Memphis-based artist Greely Myatt made time while installing his current exhibition, Nice Once, at the Swan Coach House Gallery (which runs through September 29) to talk about himself and his work. In 2009 Myatt enjoyed a celebration of his two-decade career as 10 venues in Memphis showed his art. A catalog, Greely Myatt and exactly Twenty Years, documents some of his often wry sculptures, assemblages, and installations. He is the recipient of fellowships from the Tennessee Arts Commission; of a grant from Alternate Roots; and of awards from the Mississippi Institute of Arts and Letters and from the University of Memphis, where he has been a full professor of art since 1999.
Greely “was my father’s middle name [and] my grandfather’s first name,” the artist said a few days before the opening in Atlanta. Consider the women in his family tree in any search for what underlies his artistic practice, however: “I have a twin sister and an older sister. My father passed when I was only 10 months old and my mother never remarried. … [O]nly women [surrounded] me while [I was] growing up. My twin … sewed a bit …. Both my grandmothers had quilted …. [M]y mother’s mother was probably the biggest influence on the quilts.”
Myatt’s own “quilts” include no cloth. Instead, the panels that constitute his downtown Memphis installation Quiltsurround (2009), for example, are metal. As with the waste-not-want-not ethos of textile quilting, however, he employs “spent” materials in such sculptures: “I decided to recycle [traffic] signs from the city,” he said, referring to ones damaged in car crashes, storms, and the like. Using a miter saw and a band saw, he cuts the sheet aluminum, “same as wood,” into such familiar quilt shapes as sunbursts and windmills.
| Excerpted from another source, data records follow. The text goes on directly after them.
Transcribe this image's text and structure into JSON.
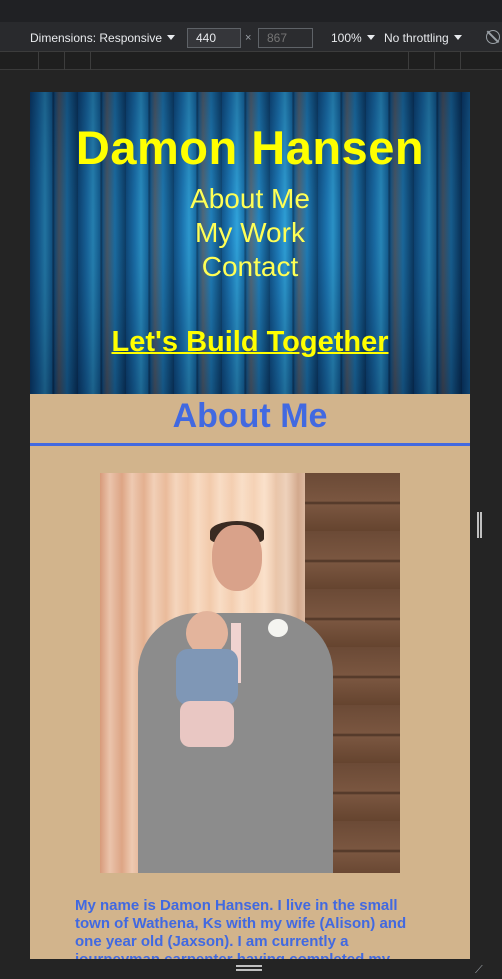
{
  "devtools": {
    "dimensions_label": "Dimensions: Responsive",
    "width_value": "440",
    "height_placeholder": "867",
    "times_sign": "×",
    "zoom_label": "100%",
    "throttling_label": "No throttling",
    "toggle_icon": "rotate-icon"
  },
  "site": {
    "name": "Damon Hansen",
    "nav": [
      "About Me",
      "My Work",
      "Contact"
    ],
    "cta": "Let's Build Together",
    "about_heading": "About Me",
    "bio": "My name is Damon Hansen. I live in the small town of Wathena, Ks with my wife (Alison) and one year old (Jaxson). I am currently a journeyman carpenter having completed my"
  },
  "colors": {
    "hero_text": "#ffff00",
    "accent_blue": "#4169e1",
    "page_bg": "#d2b48c"
  }
}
Another Nice One, a Sandler Hudson Gallery exhibition (September 14–October 20) roughly simultaneous to the one at Swan Coach House Gallery, puts several rather quilty Myatts on the gallery roof.
A less literal form of recycling is at play in Myatt’s Swan Coach House work, most of which borrows from the iconography of the comics medium. Specifically, sculptures including Page (Hagar) (2011) reproduce/recast frames from such stalwart newspaper strips as Garfield and Hagar the Horrible. Myatt sometimes strips away all pictorial elements to leave only the rectangular picture frames and the often (but not always) ovoid dialogue frames. Thus, these works become frames for an exchange (or series of exchanges) that viewers must imagine. “I read two things in the [news]paper,” the artist says: “Comics and letters to the editor.” Imagining his sculpture as melding those two wildly different modes—the humor of the former and the dialectics of the latter—might be close to what Myatt has in mind.
The Mississippi native’s approach to the stuff of comics has evolved, however. One 2006 work began with Myatt “clipping out [newspaper comics] frames” and collaging them into “a big grid of these things” on a canvas. He whited out everything but dialogue, some of it internal. The wording in one such excerpted thought balloon was “I gotta learn how to talk,” which became the assemblage’s title. In subsequent works, Myatt says, “At some point I got rid of the canvas and did just the steel.” Of course, the original dialogue went away as well.
Another 2011 Myatt sculpture, Volume II, evokes comic books (instead of strips) with its upright wedge-shaped footprint surrounding conjoined frames that suggest pages. Its innards are the steel outlines of word balloons whose proximity to one another makes them the visual equivalent of overlapping speech, overlapping narratives: the welter that is human interaction, perhaps? “To make nonreferential work is hard for me,” Myatt says. The lifelong Southerner, referring to a body of literature worlds away from that of the comics, notes that he “came out of a narrative tradition. The greatest writers in the world were Southern.”
Ironically in the classrooms of Myatt’s 1970s higher education, “teachers … left us with the impression that comics, or [things] from popular culture, weren’t high-minded enough.” One exception: sculptor Floyd Shaman, who introduced Myatt to H.C. Westermann’s work. Nowadays, of course, Myatt is the instructor, teaching sculpture to University of Memphis students. He shows them the work of Chicago’s Hairy Who artists (with whom Westermann, a satirical printmaker and sculptor, is sometimes linked) and points them toward comics “as a point of departure, just like anything can be.”
And in terms of such departures, Myatt himself has come full circle (or perhaps full oval), in a sense: While executing a recent series of works that use wood-burner tools to transfer the outlines of comics frames and balloons onto wood panels, he created a few that inadvertently fused the original paper dialogue bubble to the surface at hand. He decided that he liked the effect. Although these smaller pieces are not on display in Nice One, they can be seen at the Swan Coach House Gallery upon request.
Greely Myatt is slated to attend a reception at the Swan Coach House Gallery 6–9PM Thursday, September 13; he delivers an artist talk there 11AM Saturday, September 15.
Myatt is to attend a reception at Sandler Hudson Gallery 7–9PM Friday, September 14.